By Dipo Olowookere
The Securities and Exchange Commission (SEC) has allayed concerns of stakeholders, especially shareholders of Oando Plc that the recent peace accord reached between Mr Adewale Tinubu and Mr Dahiru Mangal, will put an end to the planned forensic audit of the oil firm.
Mr Tinubu is the Group chief executive of Oando Plc, while Mr Mangal is one of the main shareholders of the company.
Mr Mangal had written a petition to SEC against Oando, alleging gross misconduct. A panel was thereafter set up by the nation’s capital market apex regulator to look into the allegations and the firm was found guilty of some violations, which led to its suspension on the floor of the Nigerian Stock Exchange (NSE) and an audit also ordered.
However, Oando took the matter to a Federal High Court in Lagos in order to stop the audit and it lost. The court told Oando to approach the Investments and Securities Tribunal (IST), the body set up to handle capital market disputes.

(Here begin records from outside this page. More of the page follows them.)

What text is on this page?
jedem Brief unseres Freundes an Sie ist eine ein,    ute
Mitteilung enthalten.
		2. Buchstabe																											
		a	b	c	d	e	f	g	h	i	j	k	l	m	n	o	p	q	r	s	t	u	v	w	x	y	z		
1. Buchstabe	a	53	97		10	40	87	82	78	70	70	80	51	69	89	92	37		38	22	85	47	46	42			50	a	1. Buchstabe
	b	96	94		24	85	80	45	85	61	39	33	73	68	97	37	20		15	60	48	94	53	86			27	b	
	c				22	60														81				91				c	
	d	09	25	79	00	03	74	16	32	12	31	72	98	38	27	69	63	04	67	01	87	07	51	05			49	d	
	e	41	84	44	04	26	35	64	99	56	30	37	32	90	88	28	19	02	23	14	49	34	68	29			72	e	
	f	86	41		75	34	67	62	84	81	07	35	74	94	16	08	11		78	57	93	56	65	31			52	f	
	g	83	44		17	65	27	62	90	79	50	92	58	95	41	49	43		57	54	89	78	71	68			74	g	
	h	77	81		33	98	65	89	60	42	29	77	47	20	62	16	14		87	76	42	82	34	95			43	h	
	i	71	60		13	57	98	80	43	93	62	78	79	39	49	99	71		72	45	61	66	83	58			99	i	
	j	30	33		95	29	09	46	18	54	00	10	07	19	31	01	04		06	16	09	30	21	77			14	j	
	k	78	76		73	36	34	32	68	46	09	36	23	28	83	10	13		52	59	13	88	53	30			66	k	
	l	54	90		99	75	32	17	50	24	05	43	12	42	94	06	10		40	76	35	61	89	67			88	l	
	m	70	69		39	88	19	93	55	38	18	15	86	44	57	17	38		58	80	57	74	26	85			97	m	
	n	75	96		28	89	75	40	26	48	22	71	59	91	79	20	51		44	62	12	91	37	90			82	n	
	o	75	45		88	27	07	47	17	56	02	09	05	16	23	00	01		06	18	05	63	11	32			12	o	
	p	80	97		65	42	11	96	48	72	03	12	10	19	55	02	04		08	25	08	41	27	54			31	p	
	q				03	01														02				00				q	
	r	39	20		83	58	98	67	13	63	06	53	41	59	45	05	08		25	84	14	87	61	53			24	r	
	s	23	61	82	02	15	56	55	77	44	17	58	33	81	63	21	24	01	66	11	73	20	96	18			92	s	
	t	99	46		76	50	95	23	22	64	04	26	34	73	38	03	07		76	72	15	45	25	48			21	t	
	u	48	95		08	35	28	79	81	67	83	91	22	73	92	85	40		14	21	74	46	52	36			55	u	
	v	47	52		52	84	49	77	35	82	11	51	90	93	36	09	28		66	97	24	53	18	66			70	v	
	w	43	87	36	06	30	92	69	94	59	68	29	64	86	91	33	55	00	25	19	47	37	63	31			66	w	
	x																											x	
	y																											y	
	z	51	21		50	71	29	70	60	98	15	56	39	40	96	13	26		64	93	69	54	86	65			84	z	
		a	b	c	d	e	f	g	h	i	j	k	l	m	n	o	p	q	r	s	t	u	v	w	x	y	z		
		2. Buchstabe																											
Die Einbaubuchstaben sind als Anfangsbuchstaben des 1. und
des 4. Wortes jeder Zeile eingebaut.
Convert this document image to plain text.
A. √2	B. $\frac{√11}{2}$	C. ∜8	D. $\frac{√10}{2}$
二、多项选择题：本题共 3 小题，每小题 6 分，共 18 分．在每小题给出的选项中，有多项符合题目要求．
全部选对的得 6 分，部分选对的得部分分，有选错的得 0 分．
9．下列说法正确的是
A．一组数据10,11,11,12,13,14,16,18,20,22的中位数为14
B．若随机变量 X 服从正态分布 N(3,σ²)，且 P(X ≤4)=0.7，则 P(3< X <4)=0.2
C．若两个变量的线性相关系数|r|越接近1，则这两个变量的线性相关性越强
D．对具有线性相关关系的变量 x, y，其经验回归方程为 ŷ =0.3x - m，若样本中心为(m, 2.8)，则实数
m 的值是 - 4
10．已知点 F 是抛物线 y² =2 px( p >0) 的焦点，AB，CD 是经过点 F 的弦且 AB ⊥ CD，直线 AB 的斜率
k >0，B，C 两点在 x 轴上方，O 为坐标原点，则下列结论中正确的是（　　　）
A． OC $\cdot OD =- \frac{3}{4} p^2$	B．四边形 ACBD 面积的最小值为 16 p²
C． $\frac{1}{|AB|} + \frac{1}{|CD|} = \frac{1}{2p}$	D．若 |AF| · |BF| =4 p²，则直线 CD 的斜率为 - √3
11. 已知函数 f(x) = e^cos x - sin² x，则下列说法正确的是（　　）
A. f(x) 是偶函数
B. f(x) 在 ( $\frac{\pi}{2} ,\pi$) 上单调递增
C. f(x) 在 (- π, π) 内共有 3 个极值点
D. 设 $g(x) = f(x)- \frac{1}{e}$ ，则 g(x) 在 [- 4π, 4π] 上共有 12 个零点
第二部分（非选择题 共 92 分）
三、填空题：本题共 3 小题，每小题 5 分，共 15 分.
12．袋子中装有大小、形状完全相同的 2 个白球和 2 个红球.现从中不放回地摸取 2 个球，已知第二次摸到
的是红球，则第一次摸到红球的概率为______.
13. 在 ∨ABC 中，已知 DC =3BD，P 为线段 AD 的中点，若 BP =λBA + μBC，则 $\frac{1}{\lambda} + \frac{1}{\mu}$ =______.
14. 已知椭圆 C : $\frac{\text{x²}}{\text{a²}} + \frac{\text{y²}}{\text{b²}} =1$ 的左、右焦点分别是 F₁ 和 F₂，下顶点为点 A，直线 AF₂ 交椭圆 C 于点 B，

Last week, a peace deal was brokered and Mr Mangal dropped his case at SEC with a slot given to him on Oando board.
But shareholders of Oando, which did not kick against the peace accord, said on Tuesday in a statement that it would not accept the forensic audit stopped and urged SEC not to throw the process into the bin.
Speaking with Punch in a phone chat, a top official of SEC in Abuja, who asked not to be named, said the audit will go on as earlier planned.
The source was quoted to have said the case between the regulator and Oando, which is currently in court, had not been concluded.
“As of today, we are still going on with the forensic audit. Of course, we are still in court with Oando,” the unnamed SEC official was quoted as saying.